Philadelphia partner Larry Fox wrote a letter to the editor of the American Bar Association’s quarterly journal, Litigation. In his letter, Larry disputed one particular facet of Lucian Pera’s article, “The Ethics of Joint Representation,” published in Litigation’s Fall 2013 issue. Larry’s letter was subsequently published, along with Pera’s response.

It is Pera’s position that in cases involving joint representation, if a lawyer has secured advance waivers of conflicts and confidentiality from the clients involved, he or she can preserve one or more of the engagements should the relationship between clients sour. Larry contends that it is this “enthusiastic endorsement of such waivers when real conflicts have developed between coclients that is most unfortunate.”

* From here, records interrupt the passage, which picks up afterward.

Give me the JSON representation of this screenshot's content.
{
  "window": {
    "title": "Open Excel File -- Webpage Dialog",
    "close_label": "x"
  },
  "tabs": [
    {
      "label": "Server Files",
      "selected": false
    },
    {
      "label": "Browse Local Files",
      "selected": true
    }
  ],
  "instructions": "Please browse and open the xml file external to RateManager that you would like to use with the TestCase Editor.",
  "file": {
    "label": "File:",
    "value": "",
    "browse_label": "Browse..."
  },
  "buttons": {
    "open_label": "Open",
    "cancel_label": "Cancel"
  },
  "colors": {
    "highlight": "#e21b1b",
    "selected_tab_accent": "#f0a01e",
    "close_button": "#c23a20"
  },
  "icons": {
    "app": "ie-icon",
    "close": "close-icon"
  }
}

Larry, the George W. and Sadella D. Crawford Visiting Lecturer in Law at Yale Law School and the Supervisor of the Yale Ethics Bureau, objected to Pera’s assertion for the following reasons:

First, the rules of professional conduct require all waivers of conflicts to be on “informed consent,” which cannot be achieved before an conflict has been identified. Second, the typical client selected for abandonment will be the essentially unrepresented employee who could not possibly foresee the predicament an advance waiver presents. Third, there is no authority for a prospective waiver of confidentiality.  Fourth and finally, Mr. Pera’s position that an advance conflict waiver must be clear that the lawyer is authorized to use the former client’s confidential information, even adversely, encourages lawyers to seek, and act upon, an opportunity to betray a client.

Mr. Pera responded, elaborating on his position and stating that while Larry opposes advance waivers of conflicts of interest “viscerally and virtually uniformly,” he continues to believe they are a “useful tool.”